A Chicago theater company stages a provocative work that refuses to center trauma or redemption. The result is messy, urgent, and exactly what queer theater needs right now.
Arts
A Chicago theater company stages a provocative work that refuses to center trauma or redemption. The result is messy, urgent, and exactly what queer theater needs right now.
The stage at Steppenwolf Theatre Company goes dark for a full ten seconds before the lights snap on to reveal a man sitting alone at a kitchen table, eating cereal. He doesn't look up. He doesn't perform. He just eats. This is how "Afterimage," a new play by Chicago-based playwright Marcus Webb, begins—not with a monologue about identity, not with a coming-out scene, not with any of the narrative scaffolding audiences have learned to expect from queer theater. It starts with breakfast.
Webb's play, which opened last month at Steppenwolf's main stage, has become the most urgent conversation happening in Chicago theater right now, and for reasons that should matter to anyone tired of how gay stories get told on stage. The play follows a man named David—played with startling restraint by actor James Vincent Meredith—through a week after his boyfriend leaves him. That's it. No violence, no illness, no societal reckoning. Just a breakup, rendered with such specificity and such refusal to sentimentalize that it becomes radical.
What makes "Afterimage" remarkable is what it refuses to do. There are no speeches about queer resilience. There are no moments designed to make the audience feel good about themselves for witnessing gay suffering. Webb doesn't deploy the visual or emotional shorthand that has calcified into cliché in mainstream queer theater—the kind of work that nationals outlets like The Advocate tend to celebrate as "groundbreaking" while missing the actual formal innovation happening. Here in Chicago, where we've built a theater tradition on specificity and refusal, "Afterimage" feels like the logical next step: a play that trusts its audience to sit with discomfort without demanding they leave the theater having learned something inspiring.
The production design mirrors this commitment to restraint. The kitchen where most of the play unfolds is nearly bare. A table. A chair. A refrigerator. A window. Director Sarah Stern, in her first major Steppenwolf production, has stripped away everything that doesn't matter, which means almost everything matters. When David opens a cabinet and finds nothing, it's not symbolic. It's just a cabinet. When he sits on the kitchen floor at 2 a.m., unable to sleep, it's not a moment of breakdown. It's what insomnia looks like.
Meredith's performance is the engine that makes this work. He has the kind of face that registers thought before emotion, which is exactly what Webb's script requires. There are scenes where David is alone for minutes at a time, doing nothing that reads as "active" in the theatrical sense. He's thinking. He's remembering. He's trying not to cry. The seduction of the role—and the trap Meredith avoids—would be to make these moments readable from the back of the theater. Instead, he trusts that the audience came to watch a person, not to witness a performance of personhood.

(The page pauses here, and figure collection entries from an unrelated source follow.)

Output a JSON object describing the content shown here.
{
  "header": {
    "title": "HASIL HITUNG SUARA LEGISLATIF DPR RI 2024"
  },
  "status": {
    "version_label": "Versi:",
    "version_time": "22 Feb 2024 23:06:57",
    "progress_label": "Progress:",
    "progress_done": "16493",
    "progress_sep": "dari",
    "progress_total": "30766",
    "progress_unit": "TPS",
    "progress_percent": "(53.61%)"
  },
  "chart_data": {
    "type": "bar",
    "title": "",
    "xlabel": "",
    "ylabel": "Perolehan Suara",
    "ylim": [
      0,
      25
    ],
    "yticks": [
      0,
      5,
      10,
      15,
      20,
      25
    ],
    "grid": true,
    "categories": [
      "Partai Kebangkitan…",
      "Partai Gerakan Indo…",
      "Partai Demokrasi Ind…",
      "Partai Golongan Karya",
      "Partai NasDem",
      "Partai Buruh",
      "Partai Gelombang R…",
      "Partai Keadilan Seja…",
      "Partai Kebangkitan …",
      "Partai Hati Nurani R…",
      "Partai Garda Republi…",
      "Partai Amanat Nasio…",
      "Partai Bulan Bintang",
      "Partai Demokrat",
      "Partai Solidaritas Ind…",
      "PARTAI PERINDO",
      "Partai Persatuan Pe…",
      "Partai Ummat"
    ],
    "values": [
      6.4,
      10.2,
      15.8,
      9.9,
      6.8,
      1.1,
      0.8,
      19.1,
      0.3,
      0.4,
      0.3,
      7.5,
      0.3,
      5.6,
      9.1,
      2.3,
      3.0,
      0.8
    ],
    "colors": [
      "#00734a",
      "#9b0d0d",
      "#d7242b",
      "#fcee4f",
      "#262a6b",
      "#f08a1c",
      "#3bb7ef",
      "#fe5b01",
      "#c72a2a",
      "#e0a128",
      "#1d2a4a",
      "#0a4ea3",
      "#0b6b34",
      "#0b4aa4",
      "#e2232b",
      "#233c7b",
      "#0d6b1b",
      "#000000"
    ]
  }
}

The supporting cast, including actor Nina Arianda as David's sister and a rotating ensemble of characters who drift through his apartment, are equally committed to the play's aesthetic of understatement. Arianda has a scene in the second act where she and David sit on opposite ends of the kitchen table, and she tells him about her own relationship ending. The scene is maybe four minutes long. They barely move. There's no dramatic music. Nothing happens. And yet it's the most moving moment in the play, because Webb has earned the audience's attention through two hours of refusing to manipulate it.
The script itself is worth examining. Webb is a Chicago native who studied at Northwestern and has been workshopping "Afterimage" for three years before bringing it to Steppenwolf. The language is deliberately flat in places—characters use the exact words people use when they're trying not to break down, which is to say they use the most ordinary words possible. There's a scene where David calls his mother and tells her the relationship is over. He doesn't explain. She doesn't ask. They both know what's expected—comfort, platitudes, the machinery of family obligation—and they both refuse to perform it. The conversation lasts ninety seconds and says more about love and failure than any monologue could.

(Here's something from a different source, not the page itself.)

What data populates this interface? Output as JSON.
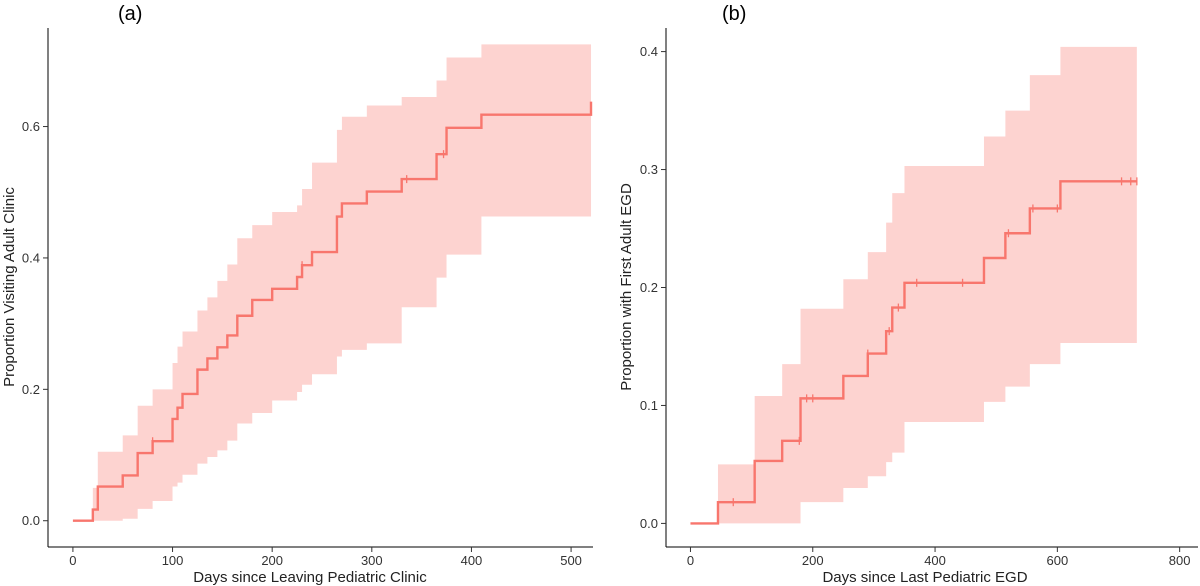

What's genuinely subversive about "Afterimage" is that it doesn't position queerness as the crisis. The crisis is love ending, which is a human crisis, which means it's a queer crisis, which means the play doesn't need to convince anyone that gay relationships matter. They matter because all relationships matter. Webb trusts that. Stern trusts that. Meredith trusts that. And for an audience trained by decades of queer theater that centers trauma and recovery, that trust feels almost dangerous.
There's a moment late in the play where David stands at the window of his apartment, looking out at the Chicago street below. Traffic. Pedestrians. The ordinary apparatus of a city continuing without him. He doesn't make a speech about loneliness or connection. He just watches. And in that watching, in that refusal to make meaning out of the moment, the play becomes something larger than itself—a portrait of what it means to be alive and ordinary and grieving and queer in a city that doesn't particularly care about any of those things except insofar as they affect the rent.
"Afterimage" runs through March at Steppenwolf. It's not a comfortable play. It won't make you feel better about yourself. But it might make you feel less alone, which is a different and more honest thing.